Thank you, Anne! Actually writing down the rules and then announcing them to “the world” was a more powerful exercise than I realized.
I really enjoyed this post and these questions. They fit right in with some questions I was asking myself this morning, about some big choices that are on the table for me right now. (Go figure – another nice synchronicity! LOL)
I enjoyed reading your rules, and found many that resonate. As you will see. No wonder we’re friends, eh?
For my part, I’d say this generally is the structure that informs my life:
1. Be loving with myself and others.
2. Do whatever it takes to stay centered and grounded. Deal with my own triggers and buttons. Forgive. Be grateful.
3. Maintain perspective. Make choices and decisions from my higher/ideal self and have compassion for my human self.
4. Show up fully. Life is short – eschew obligation. Associate with people I enjoy and respect, do what I love and love (bring my full presence to) what I do.
5. When in doubt, be curious. Ask questions. Listen with full attention. Keep going deeper. Distill the wisdom.
6. Be concise.
7. Trust. Life is change. Be willing to act even when – especially when – it’s scary. Enjoy the ride, stay nimble and flexible, and always learn something useful.
Wow, Scout, love the synchronicity and thanks for sharing your rules (especially #5 – curiosity is the antidote to so many troubles in the world).

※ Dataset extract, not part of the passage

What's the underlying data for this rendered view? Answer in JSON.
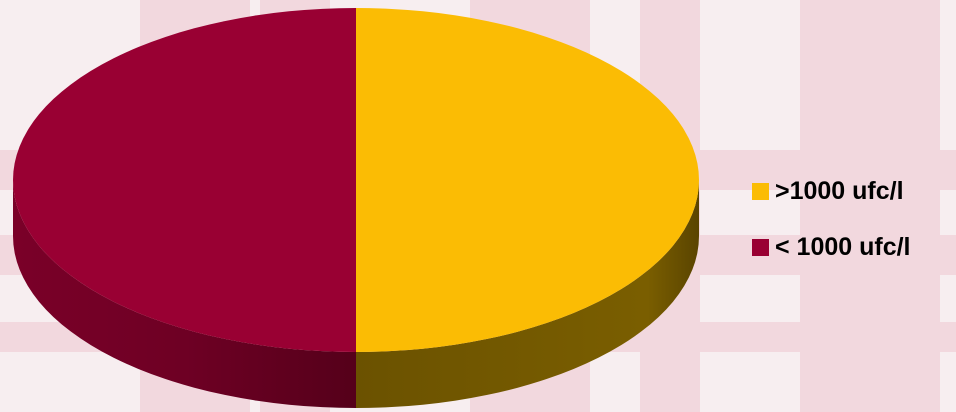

I’m coming back to this after running a retreat where I gained an important piece of person clarity that is shifting my results dramatically. I think I heard this also on your Mental Toughness Telesummit.
Consistency is key.
Epic is great fun, and adrenaline is nice and addictive, but I need to remember that those epic moments are created by the consistent movement that leads up to them. So my personal new guideline is to stay consistent in order to be fully prepared for epic.
Thanks for the clarity you bring!
Thanks for the update and sharing an insight that many of the most talented and brilliant people don’t get. They resist consistency because, yes, it’s kind of mundane and boring. Without it though, they won’t experience as many “epic” moments as their talent would allow. Thanks again!
Love the story of the nun with her ironman achievements. This is inspiring for me who is aspiring to participate in an ironman one day.!!!!
Me too, hadn’t heard about Sister Madonna “Iron Nun”, but loved it and the whole rules concept. Great post.
My wife and I did an ironman prior to having kids on the false pretense that we should knock out such a crazy endeavor while we were young enough to recover. Can’t wait to do it again!
Commitment to whole health and fitness has to be in my top 5 rules!
Doing an Ironman is such an impressive achievement. Love that you did it with your wife…
Could not agree with you more. If you can learn to manage that list on a moment to moment basis, you’re in full swing of self mastery. It’s progressive and cumulative; requires diligence in every moment – but you nailed it!
Love how you put that: “in full swing of self-mastery.” A personal code of conduct is where it starts, isn’t it.
Very inspiring read (as usual!) loved reading about your rules, and must say all resonate with me in one way or another!
Ideed Sister Maddona Buder is one tough Cookie, and a role model for us all.
Here are a few of mine:
1) If it seems easy, you are not trying hard enough; all that is worth achieving comes at a cost.
2) Be a gracious looser; always remain gracious and grateful for all opportunities, even when the outcome is not so appealing.
3 ) Make decisions from a place of knowledge rather than emotion; even when treated unfairly.
4) Early rise, early to bed ( unless circumstance dictates otherwise).
5) live with Conviction.
6) Treat your body as you MOST valuable possession; eat clean, exercise, distress.
Look forward to hearing your inspirational words in person again , soon!
These are awesome rules, Bahar, and you clearly exemplify them. Rules are so clarifying, aren’t they: all you have to do is ask yourself, “am I living with Conviction?” and it immediately shifts your attitude about everything.